Above, one of Three Untitled Framing Devices by John O'Brien and Cielo Pessione, "placed in relationship to where an interesting panorama could be framed." I found that you could frame the panorama with the device, or you could frame the device against the the panorama. Each device was mounted atop a base etched with a quotation. This one, by Annie Dillard, said, "Spend the afternoon. You can't take it with you."
Below, Richard Newton's Seek no evil - Fear no evil - Be no evil echoed the Tarot by interpreting three of the cards in a traditional deck. I found them all striking, but Fear no evil was especially spooky when viewed from the high path in the misty woods.
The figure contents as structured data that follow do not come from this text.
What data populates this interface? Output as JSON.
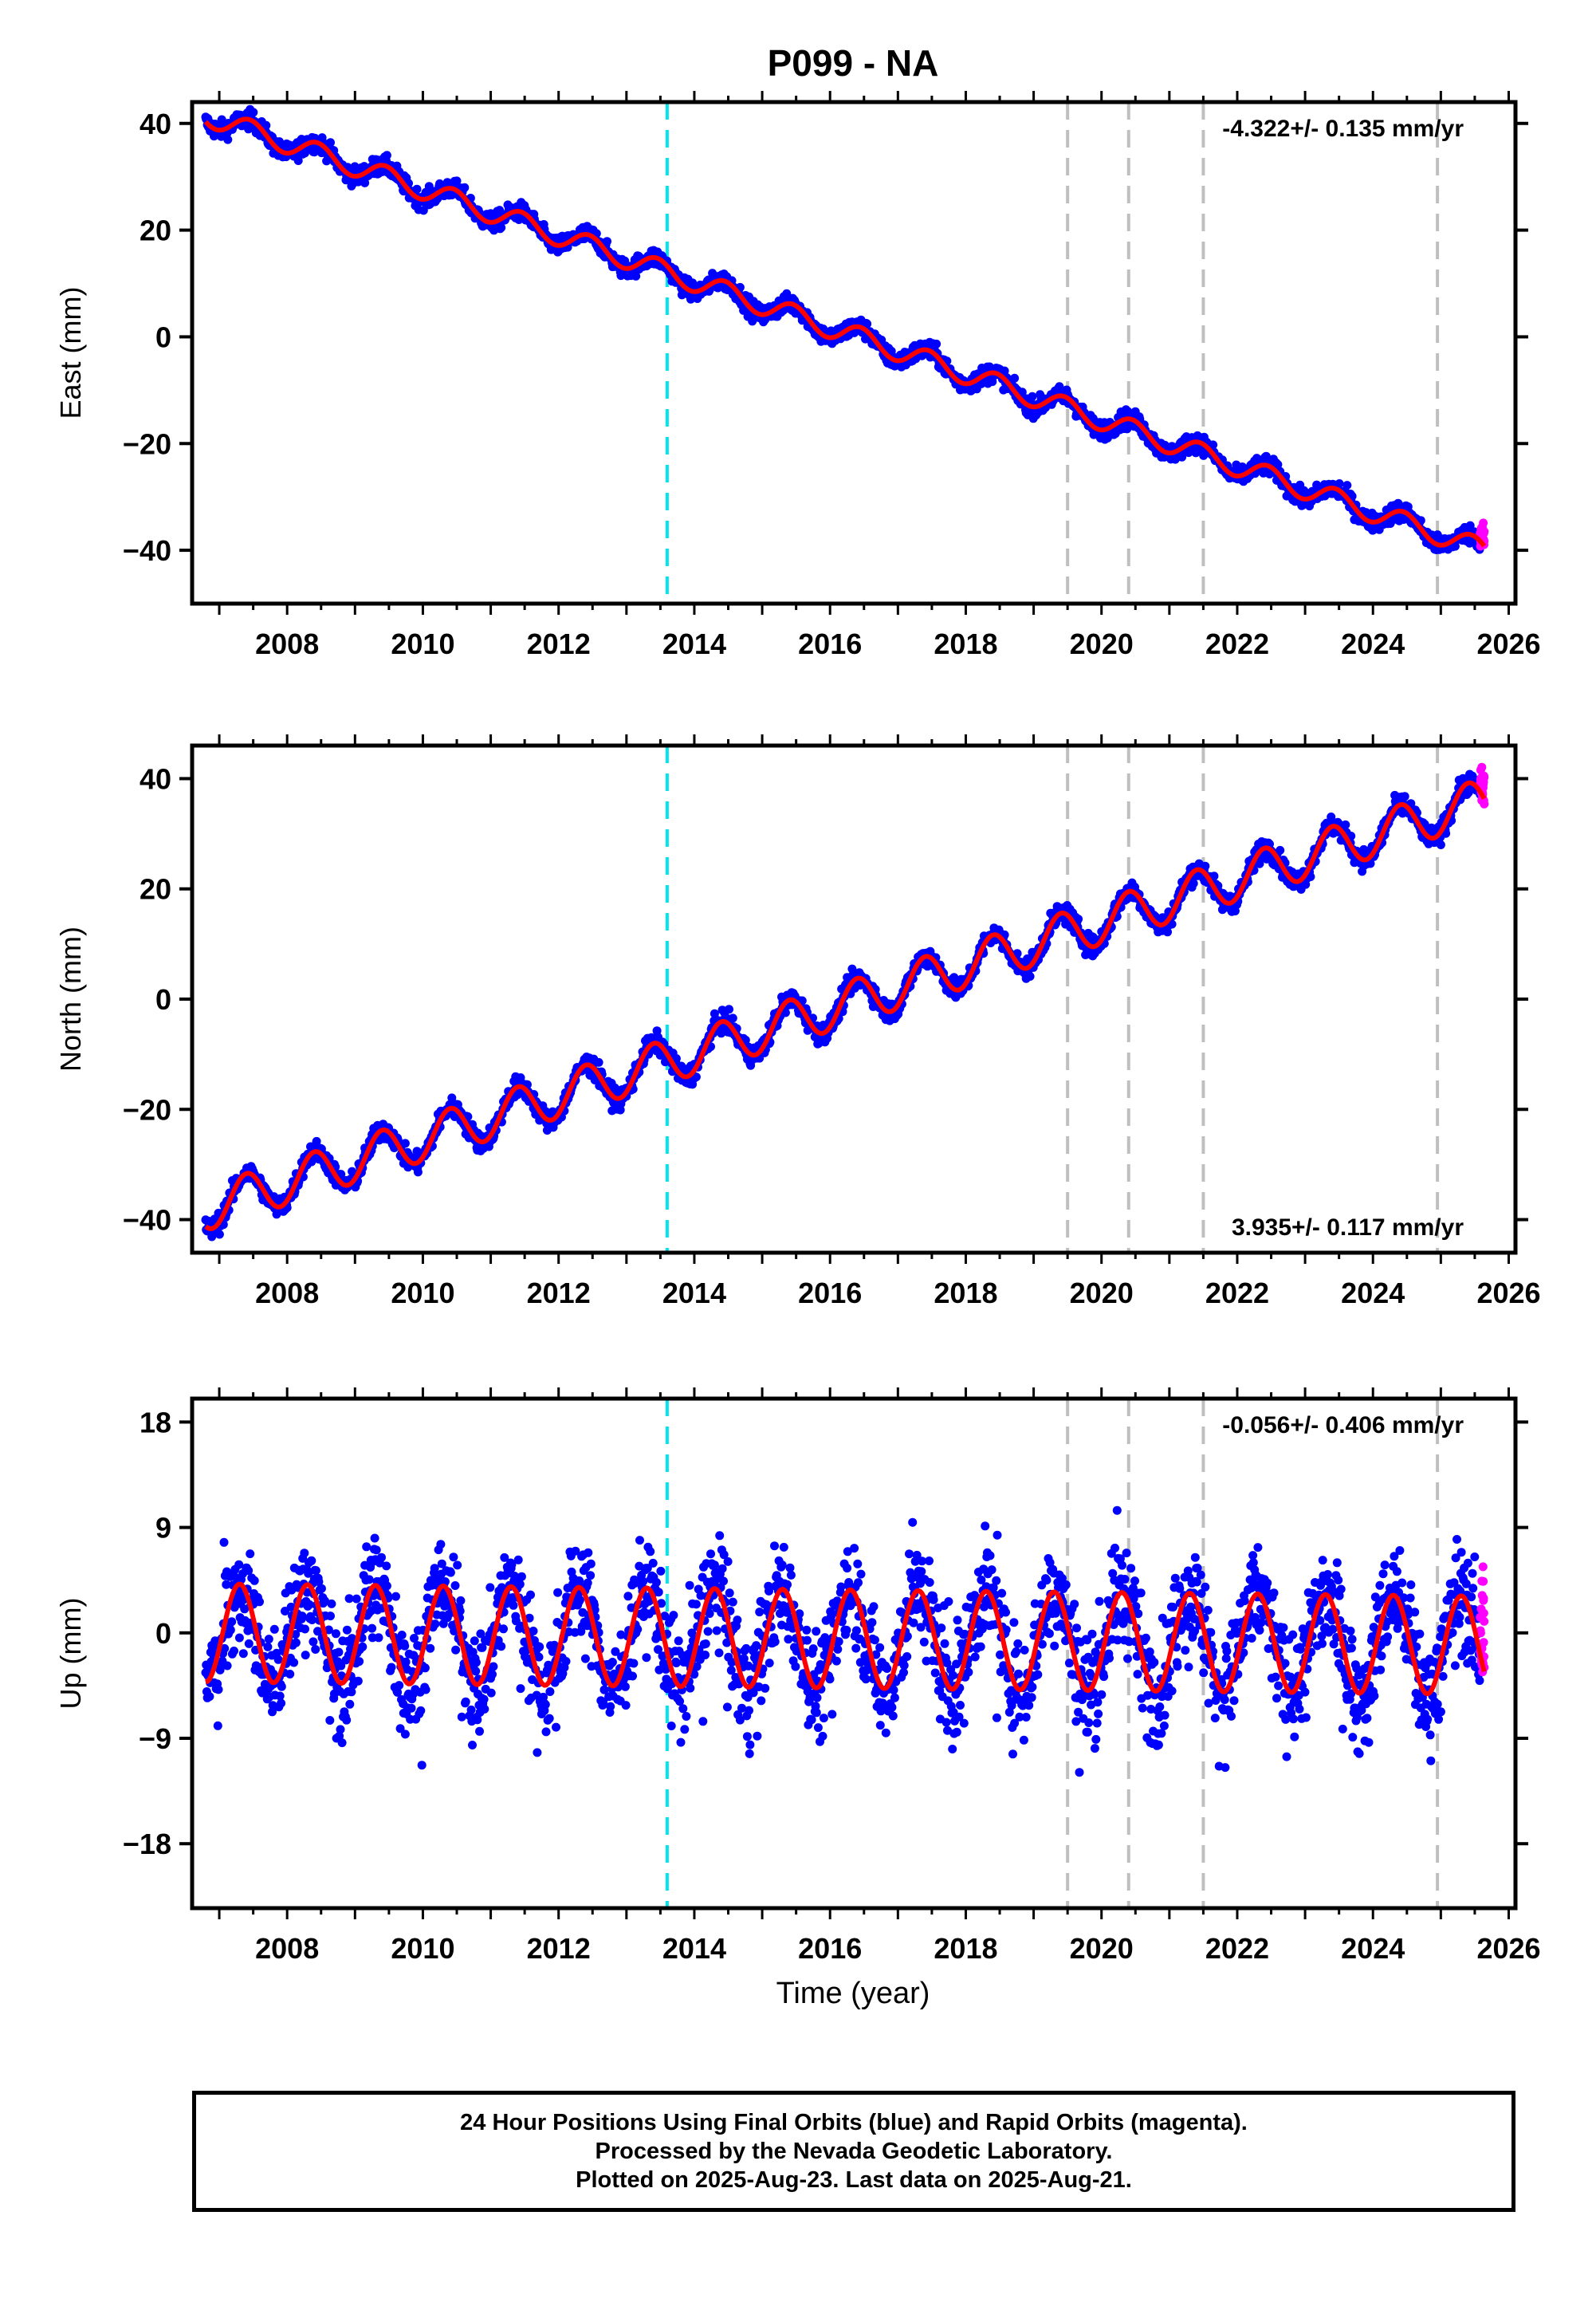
{
  "figure": {
    "title": "P099 - NA",
    "x_axis_title": "Time (year)",
    "caption": [
      "24 Hour Positions Using Final Orbits (blue) and Rapid Orbits (magenta).",
      "Processed by the Nevada Geodetic Laboratory.",
      "Plotted on 2025-Aug-23. Last data on 2025-Aug-21."
    ]
  },
  "colors": {
    "final_orbits": "#0000ff",
    "rapid_orbits": "#ff00ff",
    "model_fit": "#ff0000",
    "event_marker_cyan": "#00e5ee",
    "event_marker_gray": "#bfbfbf"
  },
  "chart_data": [
    {
      "type": "scatter",
      "component": "East",
      "ylabel": "East (mm)",
      "xlim": [
        2006.6,
        2026.1
      ],
      "ylim": [
        -50,
        44
      ],
      "xticks": [
        2008,
        2010,
        2012,
        2014,
        2016,
        2018,
        2020,
        2022,
        2024,
        2026
      ],
      "yticks": [
        40,
        20,
        0,
        -20,
        -40
      ],
      "rate_label": "-4.322+/- 0.135 mm/yr",
      "rate_label_position": "top-right",
      "trend": {
        "start_year": 2006.8,
        "start_value": 41.5,
        "slope_mm_per_yr": -4.322
      },
      "seasonal_amplitude": 2.0,
      "scatter_noise": 1.2,
      "final_orbits_span": [
        2006.8,
        2025.58
      ],
      "rapid_orbits_span": [
        2025.58,
        2025.64
      ],
      "vertical_markers": [
        {
          "year": 2013.6,
          "color": "cyan"
        },
        {
          "year": 2019.5,
          "color": "gray"
        },
        {
          "year": 2020.4,
          "color": "gray"
        },
        {
          "year": 2021.5,
          "color": "gray"
        },
        {
          "year": 2024.95,
          "color": "gray"
        }
      ]
    },
    {
      "type": "scatter",
      "component": "North",
      "ylabel": "North (mm)",
      "xlim": [
        2006.6,
        2026.1
      ],
      "ylim": [
        -46,
        46
      ],
      "xticks": [
        2008,
        2010,
        2012,
        2014,
        2016,
        2018,
        2020,
        2022,
        2024,
        2026
      ],
      "yticks": [
        40,
        20,
        0,
        -20,
        -40
      ],
      "rate_label": "3.935+/- 0.117 mm/yr",
      "rate_label_position": "bottom-right",
      "trend": {
        "start_year": 2006.8,
        "start_value": -38.0,
        "slope_mm_per_yr": 3.935
      },
      "seasonal_amplitude": 4.0,
      "scatter_noise": 1.3,
      "final_orbits_span": [
        2006.8,
        2025.58
      ],
      "rapid_orbits_span": [
        2025.58,
        2025.64
      ],
      "vertical_markers": [
        {
          "year": 2013.6,
          "color": "cyan"
        },
        {
          "year": 2019.5,
          "color": "gray"
        },
        {
          "year": 2020.4,
          "color": "gray"
        },
        {
          "year": 2021.5,
          "color": "gray"
        },
        {
          "year": 2024.95,
          "color": "gray"
        }
      ]
    },
    {
      "type": "scatter",
      "component": "Up",
      "ylabel": "Up (mm)",
      "xlim": [
        2006.6,
        2026.1
      ],
      "ylim": [
        -23.5,
        20
      ],
      "xticks": [
        2008,
        2010,
        2012,
        2014,
        2016,
        2018,
        2020,
        2022,
        2024,
        2026
      ],
      "yticks": [
        18,
        9,
        0,
        -9,
        -18
      ],
      "rate_label": "-0.056+/- 0.406 mm/yr",
      "rate_label_position": "top-right",
      "trend": {
        "start_year": 2006.8,
        "start_value": 0.0,
        "slope_mm_per_yr": -0.056
      },
      "seasonal_amplitude": 4.2,
      "scatter_noise": 3.2,
      "final_orbits_span": [
        2006.8,
        2025.58
      ],
      "rapid_orbits_span": [
        2025.58,
        2025.64
      ],
      "vertical_markers": [
        {
          "year": 2013.6,
          "color": "cyan"
        },
        {
          "year": 2019.5,
          "color": "gray"
        },
        {
          "year": 2020.4,
          "color": "gray"
        },
        {
          "year": 2021.5,
          "color": "gray"
        },
        {
          "year": 2024.95,
          "color": "gray"
        }
      ]
    }
  ]
}
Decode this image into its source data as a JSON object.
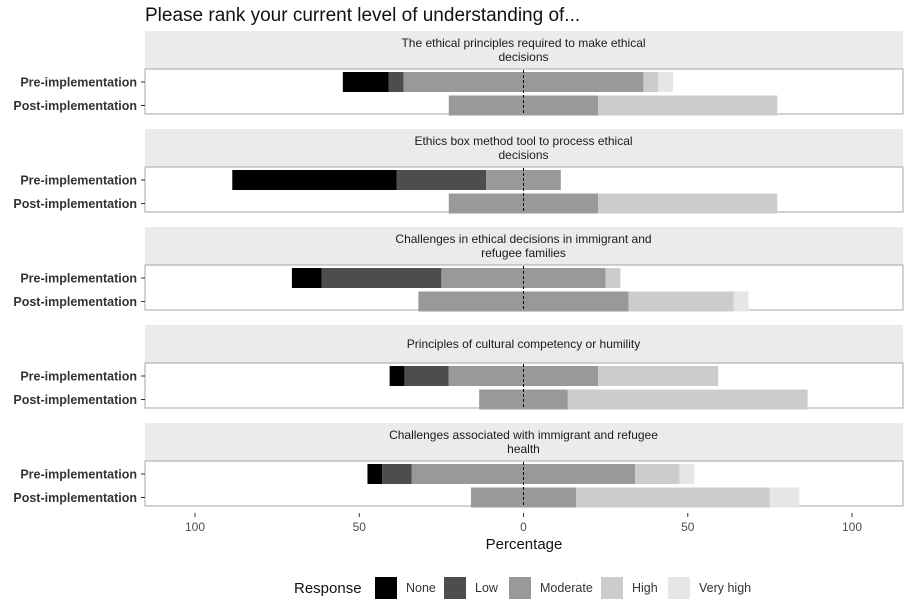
{
  "chart_data": {
    "type": "bar",
    "subtype": "diverging-stacked-horizontal",
    "title": "Please rank your current level of understanding of...",
    "xlabel": "Percentage",
    "xlim": [
      -115,
      115
    ],
    "xticks": [
      -100,
      -50,
      0,
      50,
      100
    ],
    "xtick_labels": [
      "100",
      "50",
      "0",
      "50",
      "100"
    ],
    "grid": false,
    "legend": {
      "title": "Response",
      "placement": "bottom",
      "entries": [
        {
          "name": "None",
          "color": "#000000"
        },
        {
          "name": "Low",
          "color": "#4d4d4d"
        },
        {
          "name": "Moderate",
          "color": "#999999"
        },
        {
          "name": "High",
          "color": "#cccccc"
        },
        {
          "name": "Very high",
          "color": "#e6e6e6"
        }
      ]
    },
    "panels": [
      {
        "title": "The ethical principles required to make ethical decisions",
        "title_lines": [
          "The ethical principles required to make ethical",
          "decisions"
        ],
        "rows": [
          {
            "label": "Pre-implementation",
            "None": 14,
            "Low": 4.5,
            "Moderate": 73,
            "High": 4.5,
            "Very high": 4.5
          },
          {
            "label": "Post-implementation",
            "None": 0,
            "Low": 0,
            "Moderate": 45.5,
            "High": 54.5,
            "Very high": 0
          }
        ]
      },
      {
        "title": "Ethics box method tool to process ethical decisions",
        "title_lines": [
          "Ethics box method tool to process ethical",
          "decisions"
        ],
        "rows": [
          {
            "label": "Pre-implementation",
            "None": 50,
            "Low": 27.3,
            "Moderate": 22.7,
            "High": 0,
            "Very high": 0
          },
          {
            "label": "Post-implementation",
            "None": 0,
            "Low": 0,
            "Moderate": 45.5,
            "High": 54.5,
            "Very high": 0
          }
        ]
      },
      {
        "title": "Challenges in ethical decisions in immigrant and refugee families",
        "title_lines": [
          "Challenges in ethical decisions in immigrant and",
          "refugee families"
        ],
        "rows": [
          {
            "label": "Pre-implementation",
            "None": 9,
            "Low": 36.5,
            "Moderate": 50,
            "High": 4.5,
            "Very high": 0
          },
          {
            "label": "Post-implementation",
            "None": 0,
            "Low": 0,
            "Moderate": 64,
            "High": 32,
            "Very high": 4.5
          }
        ]
      },
      {
        "title": "Principles of cultural competency or humility",
        "title_lines": [
          "Principles of cultural competency or humility"
        ],
        "rows": [
          {
            "label": "Pre-implementation",
            "None": 4.5,
            "Low": 13.5,
            "Moderate": 45.5,
            "High": 36.5,
            "Very high": 0
          },
          {
            "label": "Post-implementation",
            "None": 0,
            "Low": 0,
            "Moderate": 27,
            "High": 73,
            "Very high": 0
          }
        ]
      },
      {
        "title": "Challenges associated with immigrant and refugee health",
        "title_lines": [
          "Challenges associated with immigrant and refugee",
          "health"
        ],
        "rows": [
          {
            "label": "Pre-implementation",
            "None": 4.5,
            "Low": 9,
            "Moderate": 68,
            "High": 13.5,
            "Very high": 4.5
          },
          {
            "label": "Post-implementation",
            "None": 0,
            "Low": 0,
            "Moderate": 32,
            "High": 59,
            "Very high": 9
          }
        ]
      }
    ]
  }
}
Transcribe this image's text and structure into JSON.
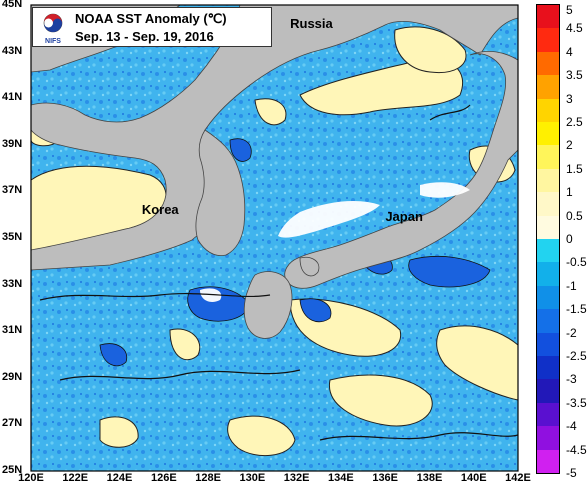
{
  "title": "NOAA SST Anomaly (℃)",
  "subtitle": "Sep. 13 - Sep. 19, 2016",
  "logo_text": "NIFS",
  "map": {
    "lon_range": [
      120,
      142
    ],
    "lat_range": [
      25,
      45
    ],
    "lat_labels": [
      "45N",
      "43N",
      "41N",
      "39N",
      "37N",
      "35N",
      "33N",
      "31N",
      "29N",
      "27N",
      "25N"
    ],
    "lon_labels": [
      "120E",
      "122E",
      "124E",
      "126E",
      "128E",
      "130E",
      "132E",
      "134E",
      "136E",
      "138E",
      "140E",
      "142E"
    ],
    "places": [
      {
        "name": "Russia",
        "lon": 132.7,
        "lat": 44.2
      },
      {
        "name": "Korea",
        "lon": 126.0,
        "lat": 36.2
      },
      {
        "name": "Japan",
        "lon": 137.0,
        "lat": 35.9
      }
    ]
  },
  "colorbar": {
    "labels": [
      "5",
      "4.5",
      "4",
      "3.5",
      "3",
      "2.5",
      "2",
      "1.5",
      "1",
      "0.5",
      "0",
      "-0.5",
      "-1",
      "-1.5",
      "-2",
      "-2.5",
      "-3",
      "-3.5",
      "-4",
      "-4.5",
      "-5"
    ],
    "colors": [
      "#e8101c",
      "#ff2a10",
      "#ff6a00",
      "#ffa200",
      "#ffd400",
      "#fff000",
      "#fff55a",
      "#fff6a0",
      "#fff8c8",
      "#fffbe0",
      "#22d3f0",
      "#12b0ea",
      "#1090e8",
      "#1470e8",
      "#1250de",
      "#1030c8",
      "#2218b8",
      "#5a10d0",
      "#9010e0",
      "#d020f0"
    ]
  },
  "colors": {
    "land": "#bdbdbd",
    "ocean_base": "#3fb6ee",
    "warm": "#fff7c6",
    "cold": "#1a6fe0",
    "cloud": "#ffffff"
  }
}
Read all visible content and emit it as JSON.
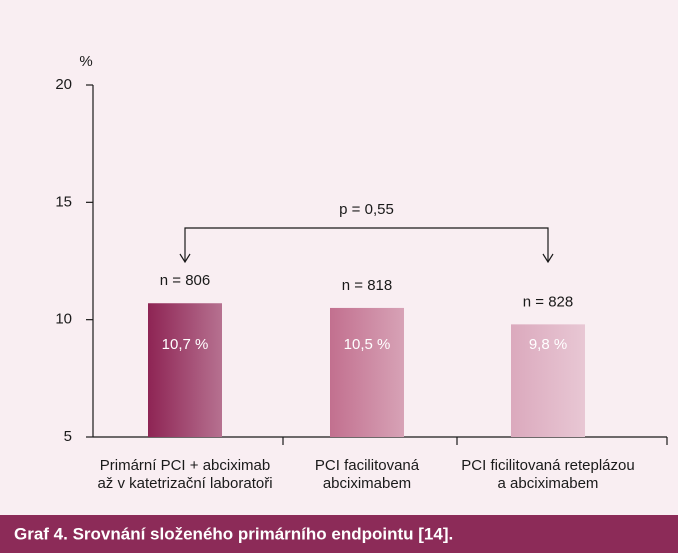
{
  "chart_data": {
    "type": "bar",
    "y_label": "%",
    "categories": [
      "Primární PCI + abciximab\naž v katetrizační laboratoři",
      "PCI facilitovaná\nabciximabem",
      "PCI ficilitovaná reteplázou\na abciximabem"
    ],
    "values": [
      10.7,
      10.5,
      9.8
    ],
    "value_labels": [
      "10,7 %",
      "10,5 %",
      "9,8 %"
    ],
    "colors": [
      "#8e2454",
      "#c2708f",
      "#dba9bd"
    ],
    "n_labels": [
      "n = 806",
      "n = 818",
      "n = 828"
    ],
    "p_label": "p = 0,55",
    "ylim": [
      5,
      20
    ],
    "yticks": [
      5,
      10,
      15,
      20
    ],
    "caption": "Graf 4. Srovnání složeného primárního endpointu [14]."
  }
}
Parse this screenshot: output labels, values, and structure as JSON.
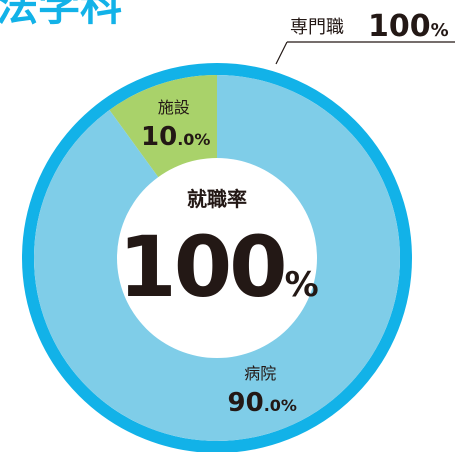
{
  "title": "法学科",
  "chart_data": {
    "type": "pie",
    "categories": [
      "施設",
      "病院"
    ],
    "values": [
      10.0,
      90.0
    ],
    "value_labels": [
      "10.0%",
      "90.0%"
    ],
    "colors": [
      "#a9d26a",
      "#7fcde8"
    ],
    "outer_ring": {
      "name": "専門職",
      "value": 100,
      "value_label": "100%",
      "color": "#12b2e8"
    },
    "center": {
      "label": "就職率",
      "value": 100,
      "value_label": "100%"
    }
  }
}
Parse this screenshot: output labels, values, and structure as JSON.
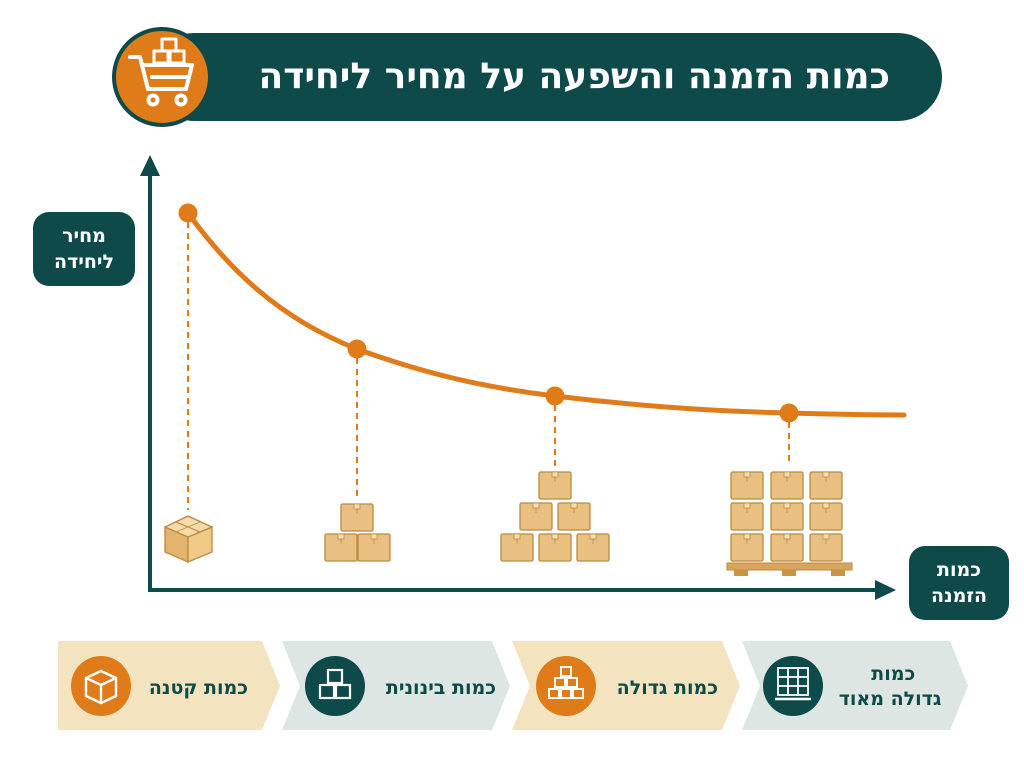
{
  "title": "כמות הזמנה והשפעה על מחיר ליחידה",
  "y_axis_label": [
    "מחיר",
    "ליחידה"
  ],
  "x_axis_label": [
    "כמות",
    "הזמנה"
  ],
  "tiers": [
    {
      "label_lines": [
        "כמות קטנה"
      ],
      "icon": "single-box-icon"
    },
    {
      "label_lines": [
        "כמות בינונית"
      ],
      "icon": "three-boxes-icon"
    },
    {
      "label_lines": [
        "כמות גדולה"
      ],
      "icon": "box-pyramid-icon"
    },
    {
      "label_lines": [
        "כמות",
        "גדולה מאוד"
      ],
      "icon": "pallet-icon"
    }
  ],
  "colors": {
    "teal": "#0e4a4a",
    "orange": "#e07b1a",
    "box": "#e9c07f",
    "box_edge": "#b88a45",
    "light_gold": "#f3e4bf",
    "light_teal": "#dde6e3"
  }
}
Neil Fenn's Watershed Temporary Aesthetic Improvement Program entailed the "wrapping of large numbers of rocks in blue translucent plastic paper" alluding to, among other things, "the purposes and functions of a watershed." If you click on the photo to enlarge it, you can see the meticulous work that went into creating this, with "water" trickling down from the hilltop.
Many thanks to Barbara Ellis for the photo above. (You may remember Barbara; she was good enough to lead me/us on a tour of Caltech for Pasadena Daily Photo in March.) The picture is of one of six works entitled Ponds, by Toti O'Brien. "In plain view and sheltered from casual view, ceramic boats suggest journeys, real and imagined, liberating and confounding, chosen and serendipitous." I would also add, enchanting. They were small and hard to find, even with our map of the works. I saw four before I had to go. Barbara stayed to go back over the path and find the rest. Below you see how easy they were to miss, and how much they were worth looking for.